BASF is growing – the latest announced acquisitions being the €1.6bn adiponitrile based nylon 6,6 business of Solvay and the €5.9bn purchase of seeds and non-selective herbicide businesses from Bayer.
“In addition to organic growth, acquisitions are a key strategic lever to achieve our targets,” said BASF CEO Kurt Bock on the third quarter earnings conference call.
“We want to acquire businesses which generate profitable growth above the industry average, are innovation-driven, offer a special value proposition to our customers, and reduce the earnings cyclicality of BASF,” he added.
Cash flow currently is significant. The third quarter was “a very exciting one” for BASF, according to Bock. The Chemicals segment businesses performed better than expected and, in addition to the significant supply/demand driven price increases, volume growth was very healthy. Bock added that he was encouraged by the robust volume growth of the third quarter. He added that there were no signs of a “summer lull” this year.
In the third quarter, cash provided by BASF operating activities rose by 52% year on year to €3.8bn. Free cash flow was €2.8bn. The increase in net income after nine months has helped lift cash from operating activities by €1.8bn to €7.6bn.
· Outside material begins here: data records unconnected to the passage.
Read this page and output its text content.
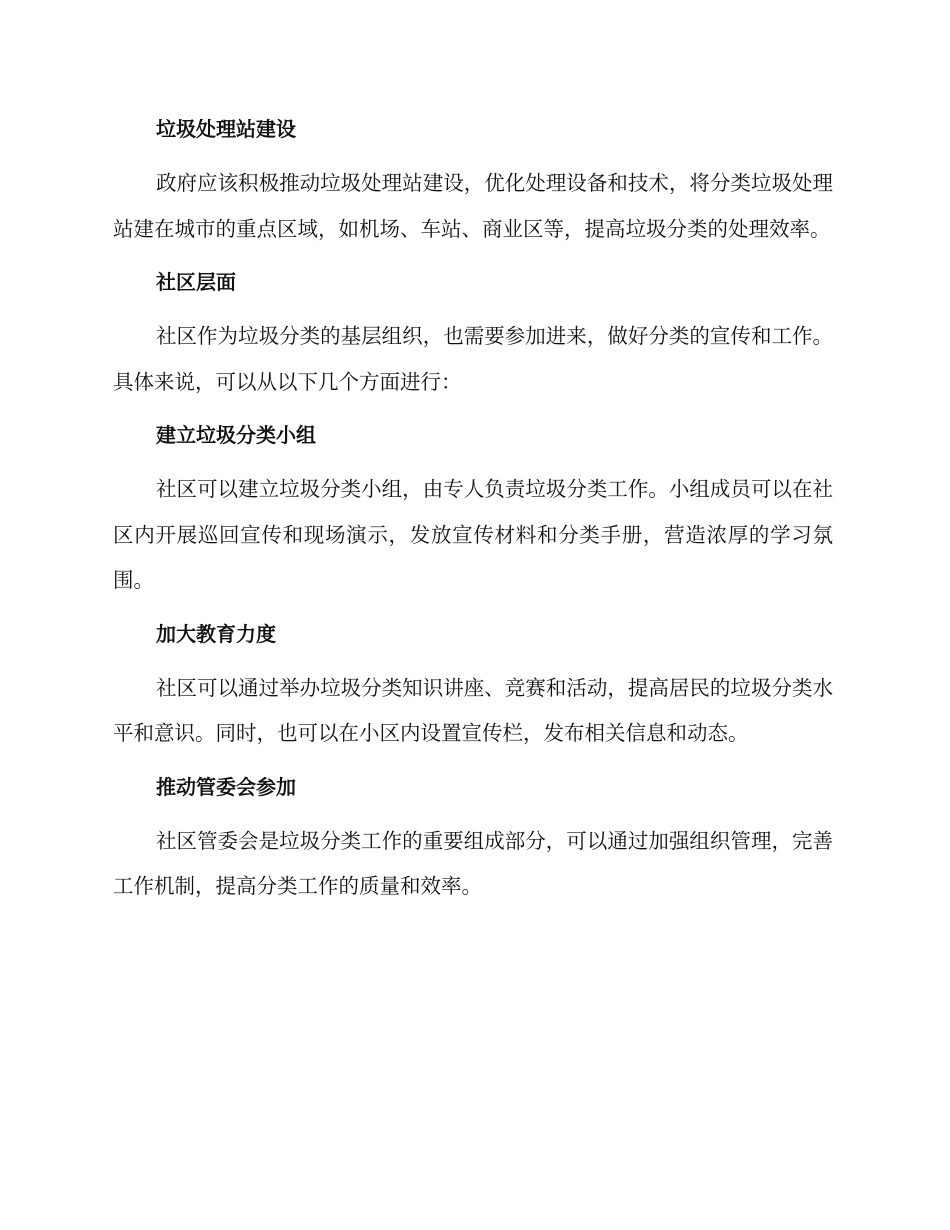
垃圾处理站建设

政府应该积极推动垃圾处理站建设，优化处理设备和技术，将分类垃圾处理站建在城市的重点区域，如机场、车站、商业区等，提高垃圾分类的处理效率。

社区层面

社区作为垃圾分类的基层组织，也需要参加进来，做好分类的宣传和工作。具体来说，可以从以下几个方面进行：

建立垃圾分类小组

社区可以建立垃圾分类小组，由专人负责垃圾分类工作。小组成员可以在社区内开展巡回宣传和现场演示，发放宣传材料和分类手册，营造浓厚的学习氛围。

加大教育力度

社区可以通过举办垃圾分类知识讲座、竞赛和活动，提高居民的垃圾分类水平和意识。同时，也可以在小区内设置宣传栏，发布相关信息和动态。

推动管委会参加

社区管委会是垃圾分类工作的重要组成部分，可以通过加强组织管理，完善工作机制，提高分类工作的质量和效率。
Free cash flow is up from €2.9bn to €5bn.
Laurence Alexander, analyst at investment research firm Jefferies, noted that “strong volumes (6% in both Chemicals and Performance Chemicals), robust demand in China, and raised demand forecasts were key positives in Q3 overshadowed by a lopsided earnings beat (all upstream and taxes)”. BASF’s earnings per share of €1.40 bear consensus estimates by €0.09.
And even with recently announced acquisitions of Solvay’s nylon 6,6 business for €1.6bn and the seeds and herbicides business of Bayer for €5.9bn, the analyst estimates that BASF has over €12bn of potential balance sheet flexibility through 2020.
For all of 2017, BASF has a very positive outlook for its operations. It expects a “considerable increase” in sales, earnings before interest and tax (including before special items), and EBIT after the cost of capital.
“We strive to once again earn a significant premium on our cost of capital in 2017. Deviating from our forecast at the end of July, we expect EBIT after cost of capital to increase considerably and not only slightly,” said Bock.
RAISING MACRO ASSUMPTIONS
And underpinning the slightly upgraded full year outlook are the company’s revised expectations for global economic and industrial growth.
BASF is working on global GDP growth in 2017 of 2.8% – up from its estimate of 2.5% at the half year. It expects industrial production to advance at a firmer pace – 3.1% (against 2.5% at the half year). Its euro/dollar exchange rate projection remains unchanged at $1.10 per euro and as does its average Brent oil price at $50/bbl.